A New Sense of Empathy
My experience has enabled me to have more empathy for others with brain trauma. I’ve been teaching Pilates to Katherine Wolf, a 30-year-old stroke patient, who was hospitalized for a year and a half. She couldn’t walk or talk well and had little balance. We’ve been working together twice a week for almost a year; her balance is much better and her strength is improving. I intend on becoming more and more involved with brain trauma and its recovery through Pilates. In fact, I gave a talk on my research at the PMA convention in Las Vegas in 2012 with physical therapist and Pilates instructor Sherri Betz.
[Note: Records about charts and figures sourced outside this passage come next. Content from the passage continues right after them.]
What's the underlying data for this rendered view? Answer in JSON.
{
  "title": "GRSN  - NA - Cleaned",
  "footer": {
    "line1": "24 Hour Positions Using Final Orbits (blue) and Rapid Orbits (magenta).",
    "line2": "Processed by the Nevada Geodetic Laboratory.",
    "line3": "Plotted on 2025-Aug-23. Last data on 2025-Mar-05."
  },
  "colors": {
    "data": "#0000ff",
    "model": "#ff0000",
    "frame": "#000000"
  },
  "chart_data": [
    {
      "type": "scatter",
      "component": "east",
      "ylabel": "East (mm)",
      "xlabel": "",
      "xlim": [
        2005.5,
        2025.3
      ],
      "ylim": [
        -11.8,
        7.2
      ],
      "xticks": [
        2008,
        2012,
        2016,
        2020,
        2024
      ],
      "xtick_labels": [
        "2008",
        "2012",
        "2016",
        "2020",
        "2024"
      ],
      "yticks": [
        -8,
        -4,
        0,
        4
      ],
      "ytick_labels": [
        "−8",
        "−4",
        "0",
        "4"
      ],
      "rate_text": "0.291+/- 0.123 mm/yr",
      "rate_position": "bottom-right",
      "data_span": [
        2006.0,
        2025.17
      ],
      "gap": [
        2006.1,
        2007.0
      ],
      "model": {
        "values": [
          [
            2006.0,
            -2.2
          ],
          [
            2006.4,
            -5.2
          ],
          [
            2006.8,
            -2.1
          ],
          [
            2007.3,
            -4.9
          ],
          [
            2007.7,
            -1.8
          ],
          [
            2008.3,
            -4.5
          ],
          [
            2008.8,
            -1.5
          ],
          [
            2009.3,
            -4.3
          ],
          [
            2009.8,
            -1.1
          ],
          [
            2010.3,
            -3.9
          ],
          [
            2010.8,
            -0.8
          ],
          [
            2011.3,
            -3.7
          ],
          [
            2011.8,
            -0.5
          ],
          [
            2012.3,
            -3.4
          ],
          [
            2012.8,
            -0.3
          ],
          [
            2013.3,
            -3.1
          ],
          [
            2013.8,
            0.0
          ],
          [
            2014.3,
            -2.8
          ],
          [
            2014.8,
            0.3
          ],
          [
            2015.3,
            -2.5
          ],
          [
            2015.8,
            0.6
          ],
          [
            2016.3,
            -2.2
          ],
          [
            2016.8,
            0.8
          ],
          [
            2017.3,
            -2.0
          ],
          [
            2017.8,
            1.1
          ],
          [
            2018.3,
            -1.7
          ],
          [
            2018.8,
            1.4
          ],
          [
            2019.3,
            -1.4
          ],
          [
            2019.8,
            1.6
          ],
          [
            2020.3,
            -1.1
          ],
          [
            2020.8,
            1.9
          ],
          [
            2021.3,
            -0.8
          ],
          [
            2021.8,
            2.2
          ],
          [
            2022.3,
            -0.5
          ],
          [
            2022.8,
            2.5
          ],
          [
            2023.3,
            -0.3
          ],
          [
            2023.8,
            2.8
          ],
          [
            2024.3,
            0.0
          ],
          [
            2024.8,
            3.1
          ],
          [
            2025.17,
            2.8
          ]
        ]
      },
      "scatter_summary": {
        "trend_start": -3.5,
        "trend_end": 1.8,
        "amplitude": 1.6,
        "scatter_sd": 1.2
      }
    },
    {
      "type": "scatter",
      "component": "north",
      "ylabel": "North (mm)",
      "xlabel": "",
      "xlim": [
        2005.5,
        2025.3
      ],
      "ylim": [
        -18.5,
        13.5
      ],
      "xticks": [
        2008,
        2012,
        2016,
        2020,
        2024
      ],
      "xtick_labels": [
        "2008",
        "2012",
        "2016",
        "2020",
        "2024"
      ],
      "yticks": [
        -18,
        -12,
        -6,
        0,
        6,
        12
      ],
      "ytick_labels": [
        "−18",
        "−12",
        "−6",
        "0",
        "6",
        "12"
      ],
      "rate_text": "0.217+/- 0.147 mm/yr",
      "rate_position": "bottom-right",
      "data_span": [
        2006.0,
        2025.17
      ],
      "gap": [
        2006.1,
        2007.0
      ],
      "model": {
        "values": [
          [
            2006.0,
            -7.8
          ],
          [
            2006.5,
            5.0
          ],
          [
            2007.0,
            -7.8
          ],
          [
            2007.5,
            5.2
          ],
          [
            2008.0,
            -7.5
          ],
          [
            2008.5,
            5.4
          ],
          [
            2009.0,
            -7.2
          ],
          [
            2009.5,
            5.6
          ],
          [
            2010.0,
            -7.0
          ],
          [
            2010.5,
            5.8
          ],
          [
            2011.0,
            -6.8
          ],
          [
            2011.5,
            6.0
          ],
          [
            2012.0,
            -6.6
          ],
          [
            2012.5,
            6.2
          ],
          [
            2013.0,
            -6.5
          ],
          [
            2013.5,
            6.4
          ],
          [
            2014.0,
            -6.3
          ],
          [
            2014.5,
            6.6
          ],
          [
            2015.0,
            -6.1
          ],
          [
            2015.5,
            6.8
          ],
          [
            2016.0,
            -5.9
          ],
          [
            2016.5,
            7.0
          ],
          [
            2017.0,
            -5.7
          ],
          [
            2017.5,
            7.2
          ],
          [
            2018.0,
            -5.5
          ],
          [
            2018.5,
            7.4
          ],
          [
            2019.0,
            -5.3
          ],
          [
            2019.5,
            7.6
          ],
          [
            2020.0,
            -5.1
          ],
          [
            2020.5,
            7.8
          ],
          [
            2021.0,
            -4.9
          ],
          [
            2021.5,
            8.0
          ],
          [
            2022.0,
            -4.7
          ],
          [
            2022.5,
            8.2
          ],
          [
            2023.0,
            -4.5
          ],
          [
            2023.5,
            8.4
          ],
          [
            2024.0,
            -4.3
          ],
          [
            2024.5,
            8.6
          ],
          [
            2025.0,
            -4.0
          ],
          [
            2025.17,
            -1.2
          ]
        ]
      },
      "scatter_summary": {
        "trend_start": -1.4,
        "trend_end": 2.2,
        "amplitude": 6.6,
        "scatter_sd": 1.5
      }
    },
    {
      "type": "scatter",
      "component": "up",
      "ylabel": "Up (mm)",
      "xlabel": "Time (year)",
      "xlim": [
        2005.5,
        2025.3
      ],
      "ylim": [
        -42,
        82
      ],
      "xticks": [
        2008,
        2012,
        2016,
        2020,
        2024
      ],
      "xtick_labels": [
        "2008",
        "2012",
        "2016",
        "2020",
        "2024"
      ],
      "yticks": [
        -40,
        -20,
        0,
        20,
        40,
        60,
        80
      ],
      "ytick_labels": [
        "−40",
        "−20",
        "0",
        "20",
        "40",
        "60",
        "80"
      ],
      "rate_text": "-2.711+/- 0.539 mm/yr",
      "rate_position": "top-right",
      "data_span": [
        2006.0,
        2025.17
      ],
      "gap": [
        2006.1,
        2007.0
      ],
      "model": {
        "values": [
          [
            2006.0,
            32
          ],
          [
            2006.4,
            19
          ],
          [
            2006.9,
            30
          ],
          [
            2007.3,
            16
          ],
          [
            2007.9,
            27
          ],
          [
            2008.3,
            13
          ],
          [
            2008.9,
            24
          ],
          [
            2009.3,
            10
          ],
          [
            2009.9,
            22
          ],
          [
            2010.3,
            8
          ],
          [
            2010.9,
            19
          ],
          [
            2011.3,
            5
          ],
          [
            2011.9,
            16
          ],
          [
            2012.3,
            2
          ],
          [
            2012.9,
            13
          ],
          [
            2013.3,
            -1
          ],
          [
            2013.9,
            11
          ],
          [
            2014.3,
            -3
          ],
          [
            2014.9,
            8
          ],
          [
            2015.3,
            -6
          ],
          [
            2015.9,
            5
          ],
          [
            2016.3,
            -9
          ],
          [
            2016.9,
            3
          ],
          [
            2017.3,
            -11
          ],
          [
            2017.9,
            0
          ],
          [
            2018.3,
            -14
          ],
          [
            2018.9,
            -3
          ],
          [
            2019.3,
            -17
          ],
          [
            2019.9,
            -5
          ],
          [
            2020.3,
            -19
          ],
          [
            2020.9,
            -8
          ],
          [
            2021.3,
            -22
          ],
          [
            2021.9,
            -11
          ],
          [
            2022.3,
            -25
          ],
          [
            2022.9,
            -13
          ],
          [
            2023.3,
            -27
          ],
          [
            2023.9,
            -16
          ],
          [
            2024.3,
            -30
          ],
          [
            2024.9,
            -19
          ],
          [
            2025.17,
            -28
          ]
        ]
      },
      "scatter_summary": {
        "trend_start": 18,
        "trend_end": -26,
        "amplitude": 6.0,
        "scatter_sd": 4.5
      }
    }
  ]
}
Since the surgery, I have traveled to Europe twice, and am looking forward to a spring trip to Ireland, my dear mother’s ancestors’ homeland. Ten years ago, I promised to take her there. Unfortunately, she passed away before we could go. But now I intend to keep it. I know that I would not have recovered if it were not for the lessons of faith passed on from her, and the life movements I have learned from Pilates.